Dans l’administration, les tracasseries qu’on croyait réservées à la littérature kafkaïenne et à l’Urssaf se muent en contrariétés digitales. Beaucoup de services numériques parfaitement réalisables n’existent  pas, fonctionnent mal, ne servent à rien, ou semblent tout faire pour n’être finalement pas à la hauteur des attentes.

Les raisons ?

Mauvais design, coût de développement trop élevé, manque de maturité, besoin de se faire remarquer avec par un style et un goût tordu, préserver le statu quo, mais aussi cette vielle volonté de nuire, de mettre des barrières en travers du chemin, d’empêcher les autres d’agir. Dans le monde numérique, ce phénomène remporte un succès croissant, car si le numérique à un grand pouvoir de facilitation, il possède également un énorme potentiel de nuisance. Si l’on n’y prend pas garde, l’empêchement numérique risque fort d’être un phénomène majeur du XXIème siècle.

Essayons-nous à un rapide tour d’horizon de quelques techniques d’empêchement numérique :

Comment font-ils ?

Code d’accès inaccessible

Le plus souvent, un service très très sûr se doit d’obliger l’utilisateur à choisir un code d’accès impossible à mémoriser, à le renouveler le plus souvent possible, à bloquer le service après 3 tentatives infructueuses, de ne renvoyer un nouveau code d’accès que par courrier papier au bout d’une semaine sur demande expresse et à condition de communiquer de nouvelles informations confidentielles.

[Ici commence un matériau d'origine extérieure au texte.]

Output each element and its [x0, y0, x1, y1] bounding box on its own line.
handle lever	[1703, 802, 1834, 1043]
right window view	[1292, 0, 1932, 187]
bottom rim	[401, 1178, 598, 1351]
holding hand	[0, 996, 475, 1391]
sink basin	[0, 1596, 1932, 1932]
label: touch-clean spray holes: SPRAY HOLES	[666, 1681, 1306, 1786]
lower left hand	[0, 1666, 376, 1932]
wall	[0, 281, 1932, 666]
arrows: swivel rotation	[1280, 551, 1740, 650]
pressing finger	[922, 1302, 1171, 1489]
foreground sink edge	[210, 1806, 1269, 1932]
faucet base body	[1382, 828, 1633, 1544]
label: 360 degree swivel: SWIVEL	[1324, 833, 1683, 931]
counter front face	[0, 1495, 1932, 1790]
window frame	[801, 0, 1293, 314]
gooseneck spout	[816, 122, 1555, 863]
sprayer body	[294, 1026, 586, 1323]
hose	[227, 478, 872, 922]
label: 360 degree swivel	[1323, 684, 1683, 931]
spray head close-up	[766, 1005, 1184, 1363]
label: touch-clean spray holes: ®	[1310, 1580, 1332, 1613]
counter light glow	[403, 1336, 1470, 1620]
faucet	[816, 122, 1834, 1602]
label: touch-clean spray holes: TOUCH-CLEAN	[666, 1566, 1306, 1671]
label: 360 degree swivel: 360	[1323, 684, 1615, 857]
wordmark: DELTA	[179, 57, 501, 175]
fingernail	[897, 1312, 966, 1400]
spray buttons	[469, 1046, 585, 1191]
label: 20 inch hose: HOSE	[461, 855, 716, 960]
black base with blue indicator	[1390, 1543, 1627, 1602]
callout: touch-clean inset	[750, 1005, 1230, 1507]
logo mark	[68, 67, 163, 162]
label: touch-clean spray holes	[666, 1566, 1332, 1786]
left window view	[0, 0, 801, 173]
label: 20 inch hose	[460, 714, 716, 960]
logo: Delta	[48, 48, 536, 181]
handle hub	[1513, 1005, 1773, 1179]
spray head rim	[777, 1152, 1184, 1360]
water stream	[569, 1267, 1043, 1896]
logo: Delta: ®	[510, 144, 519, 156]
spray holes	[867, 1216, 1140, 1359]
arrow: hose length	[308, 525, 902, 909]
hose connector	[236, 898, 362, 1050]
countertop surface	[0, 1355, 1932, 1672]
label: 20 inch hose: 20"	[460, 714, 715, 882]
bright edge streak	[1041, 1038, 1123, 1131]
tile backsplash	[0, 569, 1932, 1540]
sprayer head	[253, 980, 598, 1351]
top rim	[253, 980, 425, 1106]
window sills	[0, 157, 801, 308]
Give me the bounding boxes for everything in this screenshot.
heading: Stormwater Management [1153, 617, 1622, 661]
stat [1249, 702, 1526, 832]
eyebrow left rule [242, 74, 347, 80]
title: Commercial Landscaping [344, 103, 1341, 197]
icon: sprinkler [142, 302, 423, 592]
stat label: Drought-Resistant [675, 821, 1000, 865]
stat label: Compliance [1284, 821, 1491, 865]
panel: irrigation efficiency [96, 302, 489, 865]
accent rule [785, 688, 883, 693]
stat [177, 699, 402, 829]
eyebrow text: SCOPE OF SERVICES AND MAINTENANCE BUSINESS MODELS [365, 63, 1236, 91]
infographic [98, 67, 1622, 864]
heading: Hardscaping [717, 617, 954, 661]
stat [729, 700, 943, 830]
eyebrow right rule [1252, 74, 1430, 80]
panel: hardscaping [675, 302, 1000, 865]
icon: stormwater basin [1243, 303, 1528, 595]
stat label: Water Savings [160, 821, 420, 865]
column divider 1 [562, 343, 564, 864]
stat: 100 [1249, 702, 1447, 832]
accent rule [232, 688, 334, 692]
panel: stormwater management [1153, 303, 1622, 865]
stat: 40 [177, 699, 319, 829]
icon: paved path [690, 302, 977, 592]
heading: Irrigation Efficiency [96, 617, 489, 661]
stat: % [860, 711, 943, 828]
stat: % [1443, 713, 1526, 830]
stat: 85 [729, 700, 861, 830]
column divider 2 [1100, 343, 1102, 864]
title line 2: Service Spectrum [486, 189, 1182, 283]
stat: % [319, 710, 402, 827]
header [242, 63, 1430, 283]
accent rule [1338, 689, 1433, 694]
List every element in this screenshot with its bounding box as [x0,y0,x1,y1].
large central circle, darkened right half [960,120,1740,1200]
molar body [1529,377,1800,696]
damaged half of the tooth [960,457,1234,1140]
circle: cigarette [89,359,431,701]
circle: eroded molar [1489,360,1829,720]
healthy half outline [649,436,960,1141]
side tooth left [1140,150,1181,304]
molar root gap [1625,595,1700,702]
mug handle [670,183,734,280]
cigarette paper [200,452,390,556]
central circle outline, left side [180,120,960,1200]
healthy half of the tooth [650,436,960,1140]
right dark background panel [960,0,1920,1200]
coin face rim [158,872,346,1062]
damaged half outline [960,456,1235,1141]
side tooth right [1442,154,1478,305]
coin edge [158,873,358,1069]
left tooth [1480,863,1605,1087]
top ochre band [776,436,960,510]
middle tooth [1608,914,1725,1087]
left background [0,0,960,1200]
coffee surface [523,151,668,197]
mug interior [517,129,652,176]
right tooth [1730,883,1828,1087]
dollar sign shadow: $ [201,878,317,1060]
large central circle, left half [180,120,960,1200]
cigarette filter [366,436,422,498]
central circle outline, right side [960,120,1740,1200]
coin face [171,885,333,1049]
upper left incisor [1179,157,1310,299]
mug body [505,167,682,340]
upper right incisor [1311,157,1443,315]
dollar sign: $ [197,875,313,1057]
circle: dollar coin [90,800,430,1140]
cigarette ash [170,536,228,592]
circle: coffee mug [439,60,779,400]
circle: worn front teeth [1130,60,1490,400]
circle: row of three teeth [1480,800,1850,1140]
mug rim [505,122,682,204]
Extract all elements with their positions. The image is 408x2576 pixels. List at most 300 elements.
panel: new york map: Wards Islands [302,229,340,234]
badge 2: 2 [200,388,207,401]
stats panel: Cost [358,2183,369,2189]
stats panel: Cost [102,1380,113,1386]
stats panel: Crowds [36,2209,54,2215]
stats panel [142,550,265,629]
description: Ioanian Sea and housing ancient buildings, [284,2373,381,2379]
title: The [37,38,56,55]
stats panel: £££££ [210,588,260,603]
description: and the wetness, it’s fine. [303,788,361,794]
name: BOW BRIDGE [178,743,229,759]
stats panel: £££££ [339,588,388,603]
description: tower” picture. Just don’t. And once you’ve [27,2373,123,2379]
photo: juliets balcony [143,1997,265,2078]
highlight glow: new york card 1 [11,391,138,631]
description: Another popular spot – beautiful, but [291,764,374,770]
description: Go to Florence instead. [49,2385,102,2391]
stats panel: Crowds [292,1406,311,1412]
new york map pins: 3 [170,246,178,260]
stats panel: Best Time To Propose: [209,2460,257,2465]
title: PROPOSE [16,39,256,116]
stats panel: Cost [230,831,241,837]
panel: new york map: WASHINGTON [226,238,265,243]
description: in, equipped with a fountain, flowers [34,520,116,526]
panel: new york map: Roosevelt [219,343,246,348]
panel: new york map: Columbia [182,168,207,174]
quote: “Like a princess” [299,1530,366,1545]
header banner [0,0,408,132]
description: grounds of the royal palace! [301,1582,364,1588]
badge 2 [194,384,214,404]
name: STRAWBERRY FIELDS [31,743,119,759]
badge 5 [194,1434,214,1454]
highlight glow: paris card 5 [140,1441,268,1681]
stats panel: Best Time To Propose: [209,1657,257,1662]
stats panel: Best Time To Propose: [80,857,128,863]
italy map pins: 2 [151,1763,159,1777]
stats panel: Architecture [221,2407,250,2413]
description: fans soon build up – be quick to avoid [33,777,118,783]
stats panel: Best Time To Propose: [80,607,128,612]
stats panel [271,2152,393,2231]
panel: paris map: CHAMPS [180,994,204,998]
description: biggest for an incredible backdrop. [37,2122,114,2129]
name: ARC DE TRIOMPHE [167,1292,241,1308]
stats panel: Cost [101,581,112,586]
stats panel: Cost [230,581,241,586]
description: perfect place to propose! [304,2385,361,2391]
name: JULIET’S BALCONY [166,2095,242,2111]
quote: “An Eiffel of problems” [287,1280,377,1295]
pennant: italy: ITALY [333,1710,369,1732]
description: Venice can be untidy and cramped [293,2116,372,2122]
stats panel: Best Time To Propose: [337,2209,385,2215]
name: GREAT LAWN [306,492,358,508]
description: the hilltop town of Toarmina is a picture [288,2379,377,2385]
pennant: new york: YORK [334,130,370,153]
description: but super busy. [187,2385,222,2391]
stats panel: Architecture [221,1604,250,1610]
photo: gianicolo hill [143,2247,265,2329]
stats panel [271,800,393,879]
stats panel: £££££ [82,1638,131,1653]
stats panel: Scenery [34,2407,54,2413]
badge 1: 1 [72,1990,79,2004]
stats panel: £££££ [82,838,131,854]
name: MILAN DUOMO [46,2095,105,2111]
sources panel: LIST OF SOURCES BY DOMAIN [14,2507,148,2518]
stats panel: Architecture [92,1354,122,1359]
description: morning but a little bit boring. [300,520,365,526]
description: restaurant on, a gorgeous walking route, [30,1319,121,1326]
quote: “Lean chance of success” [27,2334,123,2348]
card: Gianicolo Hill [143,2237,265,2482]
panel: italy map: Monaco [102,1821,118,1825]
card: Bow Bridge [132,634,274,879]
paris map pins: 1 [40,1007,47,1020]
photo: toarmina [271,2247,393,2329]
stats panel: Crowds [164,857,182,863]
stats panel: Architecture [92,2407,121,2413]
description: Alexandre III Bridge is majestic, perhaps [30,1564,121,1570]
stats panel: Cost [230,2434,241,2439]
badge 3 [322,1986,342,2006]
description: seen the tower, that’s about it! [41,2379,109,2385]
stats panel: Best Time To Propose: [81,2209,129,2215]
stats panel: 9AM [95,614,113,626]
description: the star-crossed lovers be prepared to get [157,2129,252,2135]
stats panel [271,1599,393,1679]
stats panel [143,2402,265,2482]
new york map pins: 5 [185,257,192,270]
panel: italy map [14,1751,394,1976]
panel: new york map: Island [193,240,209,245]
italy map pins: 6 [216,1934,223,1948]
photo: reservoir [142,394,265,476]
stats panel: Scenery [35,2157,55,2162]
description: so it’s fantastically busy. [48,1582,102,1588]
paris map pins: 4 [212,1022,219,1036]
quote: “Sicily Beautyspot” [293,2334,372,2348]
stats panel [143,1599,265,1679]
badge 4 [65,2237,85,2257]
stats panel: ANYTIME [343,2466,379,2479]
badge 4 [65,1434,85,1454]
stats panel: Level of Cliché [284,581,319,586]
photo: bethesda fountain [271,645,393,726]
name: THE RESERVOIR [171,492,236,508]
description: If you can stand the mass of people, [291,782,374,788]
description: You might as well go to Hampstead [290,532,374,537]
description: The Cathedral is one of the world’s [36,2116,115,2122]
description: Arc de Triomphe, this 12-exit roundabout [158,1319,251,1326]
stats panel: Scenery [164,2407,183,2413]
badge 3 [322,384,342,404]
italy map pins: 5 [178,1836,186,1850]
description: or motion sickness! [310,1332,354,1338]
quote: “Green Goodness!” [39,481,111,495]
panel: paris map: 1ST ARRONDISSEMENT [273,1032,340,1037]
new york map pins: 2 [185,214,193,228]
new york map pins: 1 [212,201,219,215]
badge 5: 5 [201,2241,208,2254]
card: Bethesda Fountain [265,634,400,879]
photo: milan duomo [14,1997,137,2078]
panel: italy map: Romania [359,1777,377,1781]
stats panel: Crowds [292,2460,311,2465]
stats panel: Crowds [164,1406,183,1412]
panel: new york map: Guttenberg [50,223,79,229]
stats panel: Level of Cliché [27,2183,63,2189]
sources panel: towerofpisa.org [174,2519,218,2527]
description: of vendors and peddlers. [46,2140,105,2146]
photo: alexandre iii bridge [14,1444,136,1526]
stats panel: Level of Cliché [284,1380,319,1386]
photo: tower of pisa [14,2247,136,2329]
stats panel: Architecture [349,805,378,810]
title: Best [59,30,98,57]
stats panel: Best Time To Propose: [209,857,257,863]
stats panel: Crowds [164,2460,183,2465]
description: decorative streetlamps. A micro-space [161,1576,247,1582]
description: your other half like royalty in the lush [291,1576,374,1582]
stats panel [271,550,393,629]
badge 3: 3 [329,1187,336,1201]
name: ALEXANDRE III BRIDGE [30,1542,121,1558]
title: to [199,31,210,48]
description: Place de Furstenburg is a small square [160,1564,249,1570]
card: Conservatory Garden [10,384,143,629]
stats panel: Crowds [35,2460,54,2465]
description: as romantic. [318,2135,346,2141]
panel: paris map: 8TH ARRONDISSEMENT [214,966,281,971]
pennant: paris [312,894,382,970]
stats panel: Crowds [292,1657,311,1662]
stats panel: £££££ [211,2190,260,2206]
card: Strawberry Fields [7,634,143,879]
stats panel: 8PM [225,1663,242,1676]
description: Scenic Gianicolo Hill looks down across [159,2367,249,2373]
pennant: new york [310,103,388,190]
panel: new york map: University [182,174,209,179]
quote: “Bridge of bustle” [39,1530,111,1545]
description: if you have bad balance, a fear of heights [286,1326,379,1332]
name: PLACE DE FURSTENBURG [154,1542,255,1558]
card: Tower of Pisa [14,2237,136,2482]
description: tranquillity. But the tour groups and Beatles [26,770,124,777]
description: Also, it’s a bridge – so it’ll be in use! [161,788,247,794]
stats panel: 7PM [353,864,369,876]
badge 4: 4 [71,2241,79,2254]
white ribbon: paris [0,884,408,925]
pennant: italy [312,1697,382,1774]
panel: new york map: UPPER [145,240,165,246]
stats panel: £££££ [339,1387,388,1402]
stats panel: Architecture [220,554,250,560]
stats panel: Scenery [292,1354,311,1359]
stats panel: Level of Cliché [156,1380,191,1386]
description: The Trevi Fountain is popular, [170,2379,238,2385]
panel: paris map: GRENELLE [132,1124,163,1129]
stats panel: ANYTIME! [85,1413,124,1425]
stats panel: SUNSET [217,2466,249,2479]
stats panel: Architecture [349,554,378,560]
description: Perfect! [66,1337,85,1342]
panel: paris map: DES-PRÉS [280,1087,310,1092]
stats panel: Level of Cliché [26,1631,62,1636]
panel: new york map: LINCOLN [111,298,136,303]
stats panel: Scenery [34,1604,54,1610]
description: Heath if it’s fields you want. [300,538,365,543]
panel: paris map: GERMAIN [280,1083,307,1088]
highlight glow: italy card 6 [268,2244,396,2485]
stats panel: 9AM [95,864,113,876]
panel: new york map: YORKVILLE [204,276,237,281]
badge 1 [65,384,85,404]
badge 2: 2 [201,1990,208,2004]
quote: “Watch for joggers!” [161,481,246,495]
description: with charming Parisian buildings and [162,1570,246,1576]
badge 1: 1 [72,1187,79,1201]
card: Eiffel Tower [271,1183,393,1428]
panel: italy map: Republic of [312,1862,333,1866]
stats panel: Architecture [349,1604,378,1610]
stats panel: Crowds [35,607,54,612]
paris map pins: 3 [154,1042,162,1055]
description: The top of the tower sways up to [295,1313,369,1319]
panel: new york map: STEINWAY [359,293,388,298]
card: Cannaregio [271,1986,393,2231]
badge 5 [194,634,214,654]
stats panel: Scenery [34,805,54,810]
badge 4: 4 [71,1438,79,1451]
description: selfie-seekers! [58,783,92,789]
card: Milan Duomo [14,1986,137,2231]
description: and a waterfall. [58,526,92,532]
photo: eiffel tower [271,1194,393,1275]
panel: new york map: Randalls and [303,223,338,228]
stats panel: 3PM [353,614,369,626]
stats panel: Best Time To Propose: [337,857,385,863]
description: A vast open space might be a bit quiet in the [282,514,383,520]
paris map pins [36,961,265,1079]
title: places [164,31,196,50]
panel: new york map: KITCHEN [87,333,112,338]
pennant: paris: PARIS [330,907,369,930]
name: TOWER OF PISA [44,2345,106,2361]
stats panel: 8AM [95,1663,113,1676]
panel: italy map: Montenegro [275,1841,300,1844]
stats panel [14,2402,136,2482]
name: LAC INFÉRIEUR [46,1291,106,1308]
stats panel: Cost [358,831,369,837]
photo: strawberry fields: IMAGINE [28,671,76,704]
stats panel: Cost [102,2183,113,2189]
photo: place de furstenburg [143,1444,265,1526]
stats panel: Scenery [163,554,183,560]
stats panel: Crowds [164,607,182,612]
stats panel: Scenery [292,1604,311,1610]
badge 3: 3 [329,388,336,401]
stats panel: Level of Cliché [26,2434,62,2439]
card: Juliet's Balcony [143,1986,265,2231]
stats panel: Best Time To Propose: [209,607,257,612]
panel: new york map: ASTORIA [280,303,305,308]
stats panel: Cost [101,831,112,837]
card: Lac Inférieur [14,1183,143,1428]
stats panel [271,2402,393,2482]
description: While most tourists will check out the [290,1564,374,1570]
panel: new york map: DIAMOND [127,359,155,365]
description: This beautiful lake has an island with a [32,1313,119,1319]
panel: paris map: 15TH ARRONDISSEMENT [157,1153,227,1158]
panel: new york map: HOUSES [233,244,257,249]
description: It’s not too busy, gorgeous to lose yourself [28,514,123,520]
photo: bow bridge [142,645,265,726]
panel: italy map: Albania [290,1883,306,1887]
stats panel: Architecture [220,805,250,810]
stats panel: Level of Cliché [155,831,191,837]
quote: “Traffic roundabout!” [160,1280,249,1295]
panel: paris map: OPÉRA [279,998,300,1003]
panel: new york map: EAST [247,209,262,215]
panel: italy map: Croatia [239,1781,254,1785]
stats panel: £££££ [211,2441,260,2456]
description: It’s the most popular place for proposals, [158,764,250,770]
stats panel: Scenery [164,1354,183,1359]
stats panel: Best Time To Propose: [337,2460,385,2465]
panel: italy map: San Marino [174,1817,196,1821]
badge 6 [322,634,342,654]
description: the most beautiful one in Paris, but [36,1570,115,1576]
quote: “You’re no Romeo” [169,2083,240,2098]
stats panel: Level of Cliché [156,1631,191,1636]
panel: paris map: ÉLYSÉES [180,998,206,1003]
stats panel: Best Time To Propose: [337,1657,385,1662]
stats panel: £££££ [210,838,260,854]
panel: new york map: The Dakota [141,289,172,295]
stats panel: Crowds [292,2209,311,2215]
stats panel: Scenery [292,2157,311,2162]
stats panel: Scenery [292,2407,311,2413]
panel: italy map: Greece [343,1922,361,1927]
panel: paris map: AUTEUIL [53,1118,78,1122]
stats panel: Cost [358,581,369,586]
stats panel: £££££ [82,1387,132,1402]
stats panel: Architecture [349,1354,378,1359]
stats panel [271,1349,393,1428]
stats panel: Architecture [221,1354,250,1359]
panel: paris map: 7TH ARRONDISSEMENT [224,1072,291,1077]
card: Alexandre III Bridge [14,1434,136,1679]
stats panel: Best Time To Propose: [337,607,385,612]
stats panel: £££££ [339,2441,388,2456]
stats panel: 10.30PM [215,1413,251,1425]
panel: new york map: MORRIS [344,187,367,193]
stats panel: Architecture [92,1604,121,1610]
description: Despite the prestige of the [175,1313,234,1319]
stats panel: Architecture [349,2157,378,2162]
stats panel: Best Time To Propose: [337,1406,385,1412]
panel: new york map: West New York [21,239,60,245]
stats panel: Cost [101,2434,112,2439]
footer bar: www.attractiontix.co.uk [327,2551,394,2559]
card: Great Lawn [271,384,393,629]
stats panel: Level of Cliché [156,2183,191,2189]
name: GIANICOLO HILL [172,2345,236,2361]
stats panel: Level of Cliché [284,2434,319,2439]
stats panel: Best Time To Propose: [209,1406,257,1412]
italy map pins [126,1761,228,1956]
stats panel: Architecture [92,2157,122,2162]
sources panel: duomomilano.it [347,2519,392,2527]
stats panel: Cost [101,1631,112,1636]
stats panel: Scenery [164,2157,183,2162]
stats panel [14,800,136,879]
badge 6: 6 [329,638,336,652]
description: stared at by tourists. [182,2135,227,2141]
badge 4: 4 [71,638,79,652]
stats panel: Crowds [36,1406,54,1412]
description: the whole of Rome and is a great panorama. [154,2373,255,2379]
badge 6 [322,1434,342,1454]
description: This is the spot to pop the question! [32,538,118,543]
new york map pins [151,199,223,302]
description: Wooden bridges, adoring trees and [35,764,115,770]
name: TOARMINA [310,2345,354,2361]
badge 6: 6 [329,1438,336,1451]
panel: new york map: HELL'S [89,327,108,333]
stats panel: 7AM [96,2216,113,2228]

Multiplication des  apps ou noyer le poisson

Une app par fonction, par lieu, par petit chef.

Par exemple la SNCF fait très fort dans le domaine: Voyage SNCF, SNCF direct, SNCF TER, Transilien, iDTGV, TGV PRO, Hotel Voyages-SNCF, Gares… Cerise sur le gateau le billet électronique ne s’applique qu’à certains trains et est incompatible passbook.

Jeux de piste et labyrinthes

Interface contrintuitive, mauvaises explications, terminologie ambiguë, néologismes, confusion, cliquez ici, puis là, ouvrir quinze pages qui se ressemblent, lire les information vantant les mérites du produit mais n’expliquant rien, créez votre compte, entrez le nom de jeune fille de votre mère, arrivez sur une page blanche, recommencez plusieurs fois, lisez les FAQ, consultez nos forums, un type a écrit que la solution est x, vous le croyez, vous installez une application qui vous pourri de pub, vous renoncez et cherchez désespérément une solution à la vérole digitale que vous venez d’attraper.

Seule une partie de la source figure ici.